The gardener at my work put beer in the garden to catch slugs
SO GUESS WHO JUST BECAME A SLUG
*attaches canes horizontally to dozens of old man walkers
*watches slowest jousting match ever
The 1st cup was used in 1874, the 1st helmet was used in 1974. It only took 100 years to learn our brain is also important.
What kind of bears don’t have teeth? Gummi bears. 😉
I broke into your house and slept under your bed all night to protect you from the perverts out there.
Just received an email listing 5 ways to prevent divorce. ‘Don’t get married’ wasn’t on there. Or ‘murder.’ Stupid list.
Sorry I misunderstood BYOB, what should I do with this buffalo?

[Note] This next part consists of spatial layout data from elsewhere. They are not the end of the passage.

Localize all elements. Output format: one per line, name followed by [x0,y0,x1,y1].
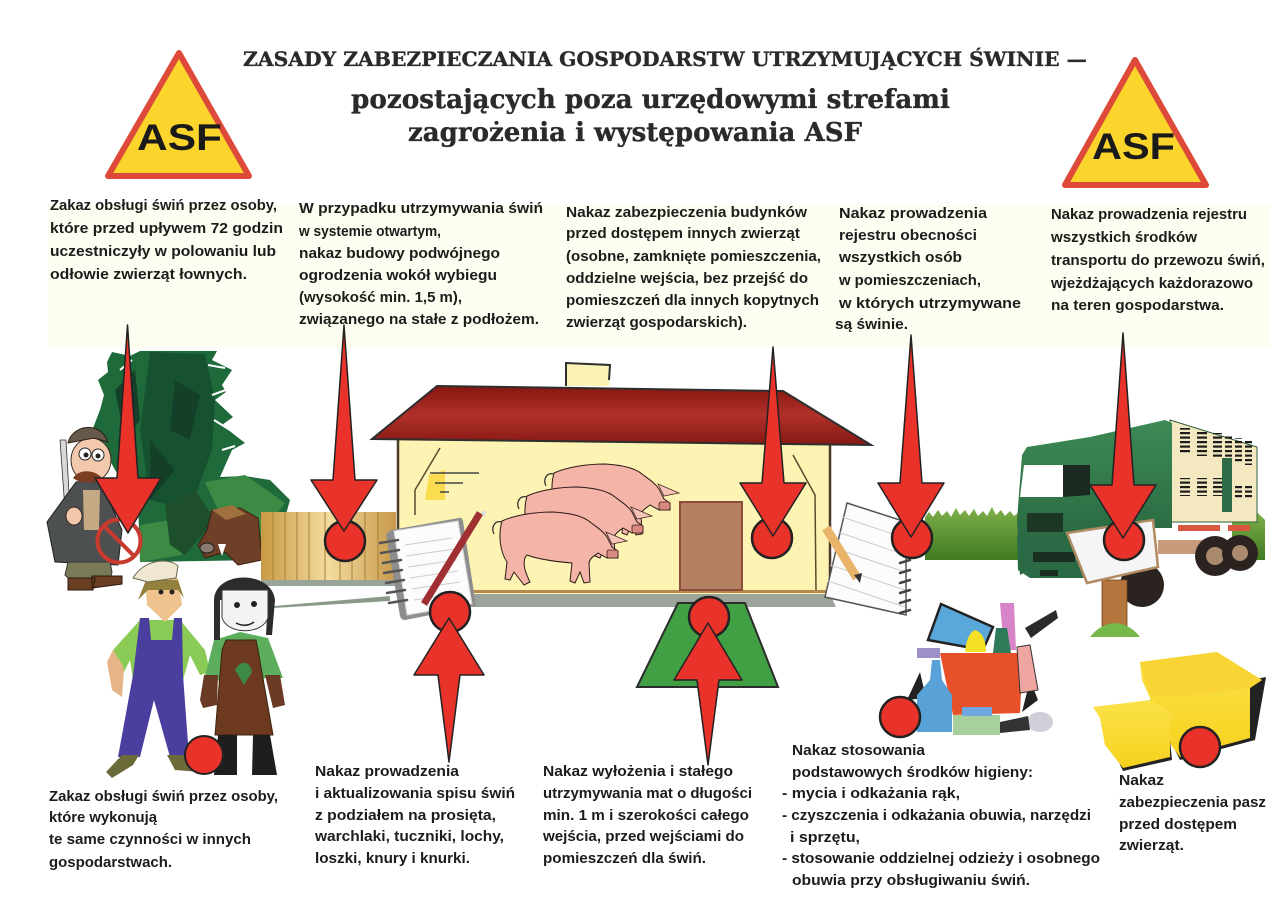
title [243,46,1087,148]
text block: securing buildings: Nakaz zabezpieczenia budynków [566,204,807,221]
text block: disinfection mats: Nakaz wyłożenia i stałego [543,763,733,780]
grass [925,507,1265,560]
icon: ASF warning triangle right [1065,60,1206,185]
text block: securing buildings: przed dostępem innych zwierząt [566,225,800,242]
icon: cleaning supplies [907,603,1058,735]
red arrow: fence [311,325,377,531]
icon: sign post [1067,520,1158,637]
text block: same work elsewhere ban: gospodarstwach. [49,854,172,871]
icon: ASF warning triangle left [108,53,249,176]
illustration: hunter [47,427,122,590]
text block: feed protection [1119,772,1266,854]
illustration: three pigs [493,464,679,585]
title: ZASADY ZABEZPIECZANIA GOSPODARSTW UTRZYMUJĄCYCH ŚWINIE — [243,46,1087,71]
text block: pig inventory [314,763,515,867]
text block: hygiene: - stosowanie oddzielnej odzieży i osobnego [782,850,1100,867]
text block: double fence [298,200,543,328]
text block: feed protection: zwierząt. [1119,837,1184,854]
marker: farm workers [185,736,223,774]
icon: notebook with pencil left [380,510,487,620]
icon: ASF warning triangle right: ASF [1092,126,1175,167]
text block: presence register: Nakaz prowadzenia [839,205,988,222]
text block: same work elsewhere ban [49,788,278,871]
text block: securing buildings [566,204,821,331]
text block: hygiene [782,742,1100,889]
text block: transport register: Nakaz prowadzenia rejestru [1051,206,1247,223]
callout marker: fence [311,325,377,561]
text block: double fence: w systemie otwartym, [298,223,441,240]
red arrow: disinfection mat [674,623,742,765]
illustration: livestock truck [1017,420,1258,607]
text block: same work elsewhere ban: te same czynności w innych [49,831,251,848]
text block: presence register: rejestru obecności [839,227,977,244]
illustration: pig house [372,362,871,607]
callout marker: transport register [1090,333,1156,560]
text block: hygiene: podstawowych środków higieny: [792,764,1033,781]
text block: disinfection mats: pomieszczeń dla świń. [543,850,706,867]
text block: hygiene: - czyszczenia i odkażania obuwia, narzędzi [782,807,1091,824]
text block: pig inventory: z podziałem na prosięta, [315,807,496,824]
callout marker: presence register [878,335,944,558]
text block: pig inventory: warchlaki, tuczniki, lochy, [314,828,504,845]
red arrow: buildings [740,347,806,536]
text block: same work elsewhere ban: Zakaz obsługi świń przez osoby, [49,788,278,805]
text block: pig inventory: loszki, knury i knurki. [315,850,470,867]
text block: presence register: są świnie. [835,316,908,333]
illustration: farmer [106,561,224,778]
callout marker: disinfection mat [674,597,742,765]
text block: hunting ban: które przed upływem 72 godzin [50,220,283,237]
text block: transport register [1050,206,1265,314]
text block: hunting ban [50,197,283,283]
text block: same work elsewhere ban: które wykonują [49,809,158,826]
text block: hygiene: obuwia przy obsługiwaniu świń. [792,872,1030,889]
icon: ASF warning triangle left: ASF [137,117,222,158]
text block: feed protection: przed dostępem [1119,816,1237,833]
text block: transport register: na teren gospodarstwa. [1051,297,1224,314]
title: zagrożenia i występowania ASF [408,118,863,148]
text block: presence register: w których utrzymywane [838,295,1021,312]
text block: hunting ban: odłowie zwierząt łownych. [50,266,247,283]
text block: hygiene: Nakaz stosowania [792,742,926,759]
text block: double fence: nakaz budowy podwójnego [299,245,500,262]
text block: disinfection mats: wejścia, przed wejściami do [542,828,744,845]
text block: pig inventory: Nakaz prowadzenia [315,763,460,780]
text block: securing buildings: pomieszczeń dla innych kopytnych [566,292,819,309]
icon: yellow feed bins [1093,652,1266,771]
cream text band [48,205,1270,348]
text block: feed protection: Nakaz [1119,772,1164,789]
illustration: wooden fence [261,512,396,608]
illustration: forest [93,351,290,562]
callout marker: buildings [740,347,806,558]
title: pozostających poza urzędowymi strefami [351,85,950,115]
door [680,502,742,590]
red arrow: presence register [878,335,944,537]
red arrow: hunting ban [95,325,161,533]
text block: hunting ban: uczestniczyły w polowaniu lub [50,243,276,260]
text block: disinfection mats: min. 1 m i szerokości całego [543,807,749,824]
text block: pig inventory: i aktualizowania spisu świń [315,785,515,802]
text block: disinfection mats [542,763,752,867]
text block: hygiene: i sprzętu, [790,829,860,846]
text block: disinfection mats: utrzymywania mat o długości [543,785,752,802]
callout marker: pig inventory [414,592,484,762]
text block: presence register [835,205,1021,333]
red arrow: pig inventory [414,618,484,762]
icon: notebook with pencil right [825,503,910,615]
marker: hygiene [880,697,920,737]
text block: securing buildings: oddzielne wejścia, bez przejść do [566,270,808,287]
illustration: woman with apron [200,578,285,775]
text block: feed protection: zabezpieczenia pasz [1119,794,1266,811]
marker: feed [1180,727,1220,767]
text block: transport register: wjeżdżających każdorazowo [1050,275,1253,292]
text block: double fence: W przypadku utrzymywania świń [299,200,543,217]
text block: securing buildings: zwierząt gospodarskich). [566,314,747,331]
text block: double fence: ogrodzenia wokół wybiegu [299,267,497,284]
text block: hunting ban: Zakaz obsługi świń przez osoby, [50,197,277,214]
text block: transport register: wszystkich środków [1050,229,1197,246]
text block: transport register: transportu do przewozu świń, [1051,252,1265,269]
text block: double fence: związanego na stałe z podłożem. [299,311,539,328]
text block: presence register: w pomieszczeniach, [838,272,981,289]
red arrow: transport register [1090,333,1156,538]
text block: presence register: wszystkich osób [838,249,962,266]
text block: hygiene: - mycia i odkażania rąk, [782,785,960,802]
text block: double fence: (wysokość min. 1,5 m), [299,289,462,306]
text block: securing buildings: (osobne, zamknięte pomieszczenia, [566,248,821,265]
icon: prohibition sign [98,520,140,562]
illustration: wild boar [198,505,262,565]
green disinfection mat [637,603,778,687]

This baby at McDonalds may have started the screaming competition, but I guarantee I’m going to win it.
If you ask me where your glasses are, and they’re on your head, I will help you look for them forever.
watch only the first and last episodes of How I Met Your Mother. you’re welcome
I try and avoid picking up turtles on the side of the road. Just in case they’re in the middle of a race.
when the ice cream man drives down my street I walk alongside him screaming TAKE ME WITH YOU I WILL BEAR YOU MANY STRONG SONS
I can tell the way my kids inherited my sarcasm by the way I want to punch them in the face every time they use it.
I retweeted my boss to let her know that I know she’s tweeting during the meeting.